It’s 2 AM in a lab somewhere. A researcher has three terminals open, a half-written Jupyter notebook on one screen, an Excel sheet filled with sample IDs on another, and a half-eaten snack next to shell commands. They’re juggling scripts to run a protein folding model, parsing CSVs from the last experiment, searching for literature, and Googling whether that one Python package broke in the latest update, again.
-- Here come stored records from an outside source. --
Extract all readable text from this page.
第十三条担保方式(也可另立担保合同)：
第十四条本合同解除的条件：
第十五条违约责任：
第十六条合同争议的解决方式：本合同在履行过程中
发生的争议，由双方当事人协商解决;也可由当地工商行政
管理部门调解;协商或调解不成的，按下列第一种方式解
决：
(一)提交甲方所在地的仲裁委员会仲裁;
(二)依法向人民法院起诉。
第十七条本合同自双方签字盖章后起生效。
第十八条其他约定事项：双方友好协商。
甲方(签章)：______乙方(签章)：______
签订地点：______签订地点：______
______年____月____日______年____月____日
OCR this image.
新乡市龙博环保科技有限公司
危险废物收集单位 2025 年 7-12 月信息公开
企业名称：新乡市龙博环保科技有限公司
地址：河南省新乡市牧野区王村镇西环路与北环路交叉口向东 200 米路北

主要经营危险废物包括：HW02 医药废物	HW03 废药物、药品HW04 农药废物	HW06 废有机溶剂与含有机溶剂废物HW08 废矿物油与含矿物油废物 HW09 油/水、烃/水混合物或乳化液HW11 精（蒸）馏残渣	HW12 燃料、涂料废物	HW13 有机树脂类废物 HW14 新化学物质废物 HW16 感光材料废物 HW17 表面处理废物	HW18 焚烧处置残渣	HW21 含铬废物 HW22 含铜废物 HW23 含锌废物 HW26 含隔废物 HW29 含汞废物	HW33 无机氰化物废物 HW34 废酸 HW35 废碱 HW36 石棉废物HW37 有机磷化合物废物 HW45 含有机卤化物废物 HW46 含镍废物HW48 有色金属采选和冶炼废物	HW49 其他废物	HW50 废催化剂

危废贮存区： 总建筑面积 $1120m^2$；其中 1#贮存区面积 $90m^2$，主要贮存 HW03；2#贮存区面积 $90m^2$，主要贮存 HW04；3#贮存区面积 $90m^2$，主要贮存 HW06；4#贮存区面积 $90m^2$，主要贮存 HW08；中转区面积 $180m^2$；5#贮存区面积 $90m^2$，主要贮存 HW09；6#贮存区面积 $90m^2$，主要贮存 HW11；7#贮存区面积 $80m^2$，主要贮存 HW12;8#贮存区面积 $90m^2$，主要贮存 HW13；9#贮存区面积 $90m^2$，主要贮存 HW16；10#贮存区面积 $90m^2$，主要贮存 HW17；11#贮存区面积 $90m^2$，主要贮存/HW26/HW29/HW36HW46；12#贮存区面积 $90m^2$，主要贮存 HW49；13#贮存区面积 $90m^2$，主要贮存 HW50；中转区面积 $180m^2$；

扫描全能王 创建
This isn’t the exception; it’s the norm. Scientific research today is a patchwork of tools, scripts, and formats, glued together by determination and late-night caffeine. Reproducibility is a wishlist item. Infrastructure is an afterthought. And while automation exists, it’s usually hand-rolled and stuck on someone’s laptop.
But what if science workflows could be orchestrated, end-to-end, by an intelligent agent?
What if instead of writing shell scripts and hoping the dependencies don’t break, a scientist could describe the goal, “read this CSV of compounds and proteins, search for literature, admet, and more”, and an AI agent could plan the steps, spin up the right tools in containers, execute the tasks, and even summarize the results?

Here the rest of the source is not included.